Biological Basis for Adult ADHD Revealed

Megan Brooks

June 20, 2014

Brain activity patterns differ in adults with persistent and remitted childhood attention-deficit/hyperactivity disorder (ADHD), new research shows.

In the first study to compare patterns of brain activity in adults who recovered from childhood ADHD with those who did not, neuroscientists at the Massachusetts Institute of Technology (MIT) in Cambridge have discovered key differences in a brain communication network that is active when the brain is at wakeful rest and is not focused on a particular task. The findings offer evidence of a biological basis for adult ADHD and could help to validate the criteria used to diagnose the disorder.

"The psychiatric guidelines for whether a person's ADHD is persistent or remitted are based on lots of clinical studies and impressions. This new study suggests that there is a real biological boundary between those 2 sets of patients," study investigator John Gabrieli, PhD, MIT professor of brain and cognitive sciences, who worked on the study, said in a statement.

The study was published online June 10 in Brain.

Neurobiological Differences

Some children outgrow ADHD, whereas others continue to have attention problems in adulthood. It is estimated that 4% of the US adult population, or 8 million adults, have ADHD.

The goal of the MIT study was to see whether there are neurobiological differences in the brain between patients with persistent ADHD and those with remitted ADHD. The study included 35 adults who were diagnosed with ADHD as children (13 of whom continue to have ADHD, and 22 of whom have remitted ADHD) and 17 adults who never had ADHD, who served as controls.

"This sample really gave us a unique opportunity to ask questions about whether or not the brain basis of ADHD is similar in the remitted-ADHD and persistent-ADHD cohorts," Aaron Mattfeld, PhD, a postdoctoral associate at MIT's McGovern Institute for Brain Research, who is the lead author of the article, said in a statement.

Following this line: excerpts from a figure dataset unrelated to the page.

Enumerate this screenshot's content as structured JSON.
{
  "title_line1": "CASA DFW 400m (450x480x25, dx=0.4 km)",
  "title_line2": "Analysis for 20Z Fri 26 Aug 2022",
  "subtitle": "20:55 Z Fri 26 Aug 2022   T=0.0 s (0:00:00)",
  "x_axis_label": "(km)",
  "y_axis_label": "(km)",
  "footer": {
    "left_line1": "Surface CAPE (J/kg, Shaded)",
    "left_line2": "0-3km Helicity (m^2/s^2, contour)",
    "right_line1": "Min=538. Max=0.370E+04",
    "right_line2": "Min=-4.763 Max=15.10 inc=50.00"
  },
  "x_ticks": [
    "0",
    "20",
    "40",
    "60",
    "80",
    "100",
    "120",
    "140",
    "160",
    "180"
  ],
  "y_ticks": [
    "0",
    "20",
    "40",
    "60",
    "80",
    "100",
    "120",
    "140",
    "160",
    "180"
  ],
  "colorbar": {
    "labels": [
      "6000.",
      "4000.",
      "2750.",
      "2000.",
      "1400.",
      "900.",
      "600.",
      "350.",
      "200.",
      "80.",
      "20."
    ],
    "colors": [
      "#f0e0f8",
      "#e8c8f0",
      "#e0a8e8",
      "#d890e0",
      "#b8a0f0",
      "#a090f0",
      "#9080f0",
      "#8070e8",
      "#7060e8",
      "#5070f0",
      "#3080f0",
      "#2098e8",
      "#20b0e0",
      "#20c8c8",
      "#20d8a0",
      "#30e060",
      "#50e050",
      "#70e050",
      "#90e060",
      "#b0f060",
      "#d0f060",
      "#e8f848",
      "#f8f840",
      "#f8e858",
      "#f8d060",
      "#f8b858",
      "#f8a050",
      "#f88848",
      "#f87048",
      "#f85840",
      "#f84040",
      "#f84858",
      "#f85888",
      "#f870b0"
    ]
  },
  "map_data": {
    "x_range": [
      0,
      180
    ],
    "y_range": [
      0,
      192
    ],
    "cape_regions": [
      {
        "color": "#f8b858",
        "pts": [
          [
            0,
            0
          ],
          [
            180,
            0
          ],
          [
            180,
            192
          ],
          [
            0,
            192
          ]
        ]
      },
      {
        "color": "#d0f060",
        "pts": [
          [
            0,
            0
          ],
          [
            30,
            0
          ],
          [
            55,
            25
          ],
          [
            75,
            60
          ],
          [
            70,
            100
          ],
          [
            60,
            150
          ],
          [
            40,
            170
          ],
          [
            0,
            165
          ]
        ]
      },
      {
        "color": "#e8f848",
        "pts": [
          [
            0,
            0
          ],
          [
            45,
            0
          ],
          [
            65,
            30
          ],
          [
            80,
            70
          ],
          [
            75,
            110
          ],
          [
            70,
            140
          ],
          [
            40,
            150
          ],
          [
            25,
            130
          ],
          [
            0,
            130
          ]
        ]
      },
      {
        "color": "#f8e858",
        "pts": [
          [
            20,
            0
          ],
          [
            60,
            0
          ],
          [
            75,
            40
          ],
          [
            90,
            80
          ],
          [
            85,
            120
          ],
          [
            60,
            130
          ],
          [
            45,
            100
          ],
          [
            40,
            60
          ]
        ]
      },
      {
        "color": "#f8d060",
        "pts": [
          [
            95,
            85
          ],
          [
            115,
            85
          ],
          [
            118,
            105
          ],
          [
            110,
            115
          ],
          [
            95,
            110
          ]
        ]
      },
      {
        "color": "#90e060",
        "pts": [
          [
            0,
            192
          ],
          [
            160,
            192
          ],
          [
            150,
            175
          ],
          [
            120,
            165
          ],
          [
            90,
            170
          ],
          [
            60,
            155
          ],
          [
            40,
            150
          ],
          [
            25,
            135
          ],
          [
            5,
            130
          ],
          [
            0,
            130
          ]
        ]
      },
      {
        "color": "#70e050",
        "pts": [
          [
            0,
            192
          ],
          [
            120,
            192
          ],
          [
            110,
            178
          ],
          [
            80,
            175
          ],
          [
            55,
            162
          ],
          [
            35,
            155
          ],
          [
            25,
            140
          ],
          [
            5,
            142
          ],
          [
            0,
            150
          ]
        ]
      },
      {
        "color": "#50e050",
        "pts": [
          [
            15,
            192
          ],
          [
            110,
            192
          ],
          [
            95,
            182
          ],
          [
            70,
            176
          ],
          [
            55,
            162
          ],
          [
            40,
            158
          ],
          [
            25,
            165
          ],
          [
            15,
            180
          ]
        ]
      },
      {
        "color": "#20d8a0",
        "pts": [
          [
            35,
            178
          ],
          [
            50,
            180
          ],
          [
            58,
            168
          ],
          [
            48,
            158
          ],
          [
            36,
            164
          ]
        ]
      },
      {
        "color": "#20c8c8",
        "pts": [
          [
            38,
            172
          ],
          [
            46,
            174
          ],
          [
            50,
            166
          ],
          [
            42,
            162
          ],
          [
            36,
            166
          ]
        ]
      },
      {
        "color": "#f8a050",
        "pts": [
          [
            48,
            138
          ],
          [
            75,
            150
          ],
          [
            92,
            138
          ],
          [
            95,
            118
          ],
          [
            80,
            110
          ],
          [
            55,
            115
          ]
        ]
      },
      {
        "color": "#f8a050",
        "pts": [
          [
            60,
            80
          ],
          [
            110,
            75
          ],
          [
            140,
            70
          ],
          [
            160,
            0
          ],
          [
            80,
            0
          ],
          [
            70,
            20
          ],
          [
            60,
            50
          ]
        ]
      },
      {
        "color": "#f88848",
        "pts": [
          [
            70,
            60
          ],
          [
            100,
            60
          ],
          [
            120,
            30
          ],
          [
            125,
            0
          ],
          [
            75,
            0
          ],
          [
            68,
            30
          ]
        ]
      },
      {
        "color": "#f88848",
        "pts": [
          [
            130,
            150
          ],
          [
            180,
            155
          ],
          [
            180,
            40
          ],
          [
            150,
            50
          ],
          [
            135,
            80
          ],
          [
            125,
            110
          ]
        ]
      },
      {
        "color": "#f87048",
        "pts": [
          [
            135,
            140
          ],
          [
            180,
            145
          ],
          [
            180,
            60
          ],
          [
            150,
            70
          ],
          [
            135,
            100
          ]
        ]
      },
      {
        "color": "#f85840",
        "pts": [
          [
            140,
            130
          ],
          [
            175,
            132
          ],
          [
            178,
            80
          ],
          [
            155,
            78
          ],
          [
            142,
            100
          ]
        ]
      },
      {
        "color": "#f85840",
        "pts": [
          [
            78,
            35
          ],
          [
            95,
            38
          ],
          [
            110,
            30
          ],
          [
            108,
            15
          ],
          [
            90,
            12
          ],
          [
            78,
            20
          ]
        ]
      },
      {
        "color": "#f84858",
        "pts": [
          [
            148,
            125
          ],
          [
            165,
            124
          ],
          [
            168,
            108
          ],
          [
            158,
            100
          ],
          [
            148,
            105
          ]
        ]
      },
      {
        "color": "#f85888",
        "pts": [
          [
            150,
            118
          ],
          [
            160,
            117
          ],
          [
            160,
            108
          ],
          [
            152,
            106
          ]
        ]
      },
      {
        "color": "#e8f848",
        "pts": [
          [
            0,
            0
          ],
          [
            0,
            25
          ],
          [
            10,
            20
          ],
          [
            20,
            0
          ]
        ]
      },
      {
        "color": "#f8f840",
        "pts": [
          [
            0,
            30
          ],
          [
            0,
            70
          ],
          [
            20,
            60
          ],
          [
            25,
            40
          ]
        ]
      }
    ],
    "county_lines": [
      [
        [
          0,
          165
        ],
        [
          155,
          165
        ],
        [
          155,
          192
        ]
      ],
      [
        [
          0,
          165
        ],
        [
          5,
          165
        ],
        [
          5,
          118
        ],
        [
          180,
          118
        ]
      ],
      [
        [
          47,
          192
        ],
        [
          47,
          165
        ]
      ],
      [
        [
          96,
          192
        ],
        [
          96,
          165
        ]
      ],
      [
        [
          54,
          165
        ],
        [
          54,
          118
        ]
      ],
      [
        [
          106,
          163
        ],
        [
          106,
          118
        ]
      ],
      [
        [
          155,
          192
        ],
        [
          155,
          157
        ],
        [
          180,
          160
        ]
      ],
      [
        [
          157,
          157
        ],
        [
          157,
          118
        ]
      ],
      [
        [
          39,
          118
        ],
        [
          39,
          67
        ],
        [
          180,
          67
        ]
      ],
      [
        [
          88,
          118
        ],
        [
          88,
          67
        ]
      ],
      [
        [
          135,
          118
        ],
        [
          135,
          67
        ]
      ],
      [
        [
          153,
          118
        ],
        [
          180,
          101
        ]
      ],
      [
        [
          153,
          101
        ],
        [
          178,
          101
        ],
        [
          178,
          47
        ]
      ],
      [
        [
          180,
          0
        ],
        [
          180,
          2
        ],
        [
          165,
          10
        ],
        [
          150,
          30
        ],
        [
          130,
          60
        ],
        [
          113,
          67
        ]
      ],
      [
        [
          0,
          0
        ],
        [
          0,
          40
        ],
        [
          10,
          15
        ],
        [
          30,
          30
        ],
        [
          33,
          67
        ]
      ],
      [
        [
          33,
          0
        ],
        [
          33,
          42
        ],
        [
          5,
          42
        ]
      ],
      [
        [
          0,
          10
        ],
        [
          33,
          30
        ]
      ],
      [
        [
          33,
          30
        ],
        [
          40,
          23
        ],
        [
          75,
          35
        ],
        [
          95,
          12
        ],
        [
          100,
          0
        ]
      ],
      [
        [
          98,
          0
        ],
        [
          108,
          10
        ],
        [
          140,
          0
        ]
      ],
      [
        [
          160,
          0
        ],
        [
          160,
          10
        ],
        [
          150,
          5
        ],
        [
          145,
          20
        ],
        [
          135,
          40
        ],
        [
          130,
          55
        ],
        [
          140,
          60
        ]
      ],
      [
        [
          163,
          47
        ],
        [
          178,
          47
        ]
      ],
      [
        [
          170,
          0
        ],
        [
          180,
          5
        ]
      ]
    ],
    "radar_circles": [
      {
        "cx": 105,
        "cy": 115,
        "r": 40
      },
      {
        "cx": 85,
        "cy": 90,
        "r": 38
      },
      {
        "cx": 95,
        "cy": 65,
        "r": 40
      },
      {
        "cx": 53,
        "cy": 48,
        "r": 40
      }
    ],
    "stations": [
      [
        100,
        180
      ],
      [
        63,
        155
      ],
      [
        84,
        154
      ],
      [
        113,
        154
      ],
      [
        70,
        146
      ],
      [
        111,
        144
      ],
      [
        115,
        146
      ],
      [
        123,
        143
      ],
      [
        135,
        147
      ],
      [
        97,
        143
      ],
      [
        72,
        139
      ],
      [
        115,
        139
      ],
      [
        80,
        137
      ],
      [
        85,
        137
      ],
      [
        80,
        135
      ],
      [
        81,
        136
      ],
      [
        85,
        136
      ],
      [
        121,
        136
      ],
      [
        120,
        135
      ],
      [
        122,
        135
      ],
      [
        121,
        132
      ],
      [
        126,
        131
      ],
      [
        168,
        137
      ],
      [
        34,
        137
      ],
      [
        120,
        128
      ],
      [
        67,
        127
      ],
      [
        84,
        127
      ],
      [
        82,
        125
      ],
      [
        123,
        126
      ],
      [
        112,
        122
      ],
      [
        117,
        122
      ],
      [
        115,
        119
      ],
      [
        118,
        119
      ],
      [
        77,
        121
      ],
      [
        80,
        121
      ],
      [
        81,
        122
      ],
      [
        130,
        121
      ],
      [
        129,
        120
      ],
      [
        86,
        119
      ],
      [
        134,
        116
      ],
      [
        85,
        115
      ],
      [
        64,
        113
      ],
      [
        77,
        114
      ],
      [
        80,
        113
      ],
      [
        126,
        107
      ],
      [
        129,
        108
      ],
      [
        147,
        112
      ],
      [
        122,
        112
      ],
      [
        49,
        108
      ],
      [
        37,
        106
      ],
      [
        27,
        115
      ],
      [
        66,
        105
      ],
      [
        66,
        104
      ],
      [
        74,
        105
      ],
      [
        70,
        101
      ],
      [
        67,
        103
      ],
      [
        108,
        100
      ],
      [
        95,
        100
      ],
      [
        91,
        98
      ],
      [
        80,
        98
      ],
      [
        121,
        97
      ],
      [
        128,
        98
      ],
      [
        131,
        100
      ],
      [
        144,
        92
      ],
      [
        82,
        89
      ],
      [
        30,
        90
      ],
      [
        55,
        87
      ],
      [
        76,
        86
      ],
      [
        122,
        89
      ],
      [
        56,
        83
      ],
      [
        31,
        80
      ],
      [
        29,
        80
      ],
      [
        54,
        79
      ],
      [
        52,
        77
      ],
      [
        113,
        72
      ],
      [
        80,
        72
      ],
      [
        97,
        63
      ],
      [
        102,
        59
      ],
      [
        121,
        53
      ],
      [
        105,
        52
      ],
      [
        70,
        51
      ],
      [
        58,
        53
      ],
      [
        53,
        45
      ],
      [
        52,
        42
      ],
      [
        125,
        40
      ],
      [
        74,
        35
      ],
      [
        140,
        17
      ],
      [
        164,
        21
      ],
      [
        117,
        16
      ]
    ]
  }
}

Using resting-state functional MRI, the researchers found differences in activity patterns in the default mode network (DMN) in these 2 groups. Adults with remitted ADHD (and control participants) did not show the typical dysfunction in the DMN that is seen in children and adults with active ADHD. "Their brains now look like those of people who never had ADHD," Dr. Mattfeld said.

The researchers found more similarity in persistent and remitted ADHD patients in the task positive network (TPN), also known as the dorsal attention network.

When the DMN is active, the TPN is suppressed. When the brain is focused on a specific task, the TPN takes over and suppresses the DMN. If this reciprocal relationship degrades, the ability to focus declines.

The MIT study shows that both persistent and remitted ADHD patients have simultaneous activation of both networks, which may be a sign of impairment in executive function that is common in ADHD. In fact, both groups of ADHD patients performed poorly on tests of executive function.

This suggests that "once you have executive function problems, they seem to hang in there," Dr. Gabrieli said.

The research was supported by the Poitras Center for Affective Disorders Research at the McGovern Institute for Brain Research at MIT. Additional support was provided by the Pediatric Psychopharmacology Council Fund at Massachusetts General Hospital. A list of author disclosures is available online.